The Eleusinian mysteries
It is easy to see how this became the foundation for the Eleusinian mysteries in which the cycles of life and death were celebrated in nature. But it also seems to refer to the descent of spirit into matter, of spirit into the human body at birth. Like most religious ceremonies (religion is a word which simply means ‘to re-connect’) the Eleusinian mysteries were most likely a means of reconnecting the aspirant to the spiritual source, or what the psychologist Carl Jung would have termed 'a process of individuation,' becoming whole.
Bell-krater (bowl for mixing wine and water) c 440 BC.
On a purely personal level, the myth is also symbolic of the search for that which is lost, whether a way of life we once enjoyed, an idea we once celebrated, or any creative impulse which we might have buried away in obscurity for one reason or another. The quest to restore Persephone takes place whenever we seek to re-connect to what is precious. That's why it takes us forward to modern celebrations like Mothering Sunday.

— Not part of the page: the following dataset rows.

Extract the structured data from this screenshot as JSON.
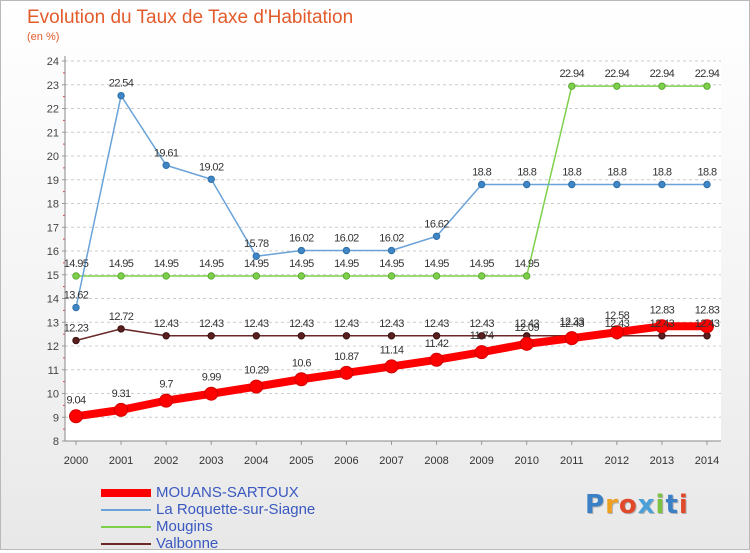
{
  "title": "Evolution du Taux de Taxe d'Habitation",
  "subtitle": "(en %)",
  "logo_text": "Proxiti",
  "chart_data": {
    "type": "line",
    "title": "Evolution du Taux de Taxe d'Habitation",
    "ylabel": "(en %)",
    "xlabel": "",
    "x": [
      "2000",
      "2001",
      "2002",
      "2003",
      "2004",
      "2005",
      "2006",
      "2007",
      "2008",
      "2009",
      "2010",
      "2011",
      "2012",
      "2013",
      "2014"
    ],
    "y_ticks": [
      "8",
      "9",
      "10",
      "11",
      "12",
      "13",
      "14",
      "15",
      "16",
      "17",
      "18",
      "19",
      "20",
      "21",
      "22",
      "23",
      "24"
    ],
    "ylim": [
      8,
      24
    ],
    "grid": "horizontal dashed",
    "legend_position": "bottom-left",
    "series": [
      {
        "name": "MOUANS-SARTOUX",
        "color": "#ff0000",
        "values": [
          9.04,
          9.31,
          9.7,
          9.99,
          10.29,
          10.6,
          10.87,
          11.14,
          11.42,
          11.74,
          12.09,
          12.33,
          12.58,
          12.83,
          12.83
        ],
        "labels": [
          "9.04",
          "9.31",
          "9.7",
          "9.99",
          "10.29",
          "10.6",
          "10.87",
          "11.14",
          "11.42",
          "11.74",
          "12.09",
          "12.33",
          "12.58",
          "12.83",
          "12.83"
        ]
      },
      {
        "name": "La Roquette-sur-Siagne",
        "color": "#6aa3d8",
        "values": [
          13.62,
          22.54,
          19.61,
          19.02,
          15.78,
          16.02,
          16.02,
          16.02,
          16.62,
          18.8,
          18.8,
          18.8,
          18.8,
          18.8,
          18.8
        ],
        "labels": [
          "13.62",
          "22.54",
          "19.61",
          "19.02",
          "15.78",
          "16.02",
          "16.02",
          "16.02",
          "16.62",
          "18.8",
          "18.8",
          "18.8",
          "18.8",
          "18.8",
          "18.8"
        ]
      },
      {
        "name": "Mougins",
        "color": "#7ed04b",
        "values": [
          14.95,
          14.95,
          14.95,
          14.95,
          14.95,
          14.95,
          14.95,
          14.95,
          14.95,
          14.95,
          14.95,
          22.94,
          22.94,
          22.94,
          22.94
        ],
        "labels": [
          "14.95",
          "14.95",
          "14.95",
          "14.95",
          "14.95",
          "14.95",
          "14.95",
          "14.95",
          "14.95",
          "14.95",
          "14.95",
          "22.94",
          "22.94",
          "22.94",
          "22.94"
        ]
      },
      {
        "name": "Valbonne",
        "color": "#6b2a2a",
        "values": [
          12.23,
          12.72,
          12.43,
          12.43,
          12.43,
          12.43,
          12.43,
          12.43,
          12.43,
          12.43,
          12.43,
          12.43,
          12.43,
          12.43,
          12.43
        ],
        "labels": [
          "12.23",
          "12.72",
          "12.43",
          "12.43",
          "12.43",
          "12.43",
          "12.43",
          "12.43",
          "12.43",
          "12.43",
          "12.43",
          "12.43",
          "12.43",
          "12.43",
          "12.43"
        ]
      }
    ]
  }
}
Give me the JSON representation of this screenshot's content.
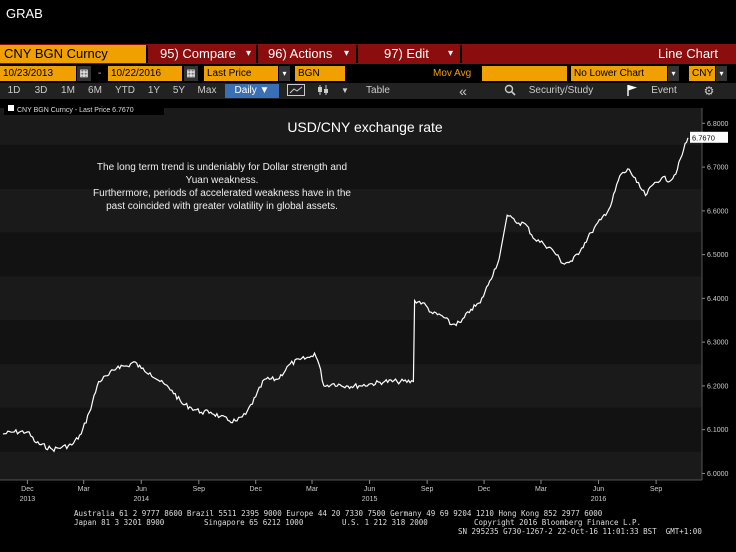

Mothering Sunday and the Mitochondrial Eve
Now before we dismiss all this as just a fanciful story, let me tell you that the concept of a sacred lineage between mother and daughter has a very real basis in scientific fact. In each of our cells there is a vital substance known as Mitochondrial DNA. It is concerned with, among other things, the production of energy to sustain the cell. It is only passed on via the female. Consequently, it is possible to trace the lineage of everyone back to a primal source, a single female called the ‘Mitochondrial Eve’ who is estimated to have lived approximately 100,000–200,000 years ago.
The journey of the Mitochondrial Eve.
We all come from this source, but only via our mothers. Something to think about on Mother's Day next (this Sunday, 15th March, for those of us in the UK).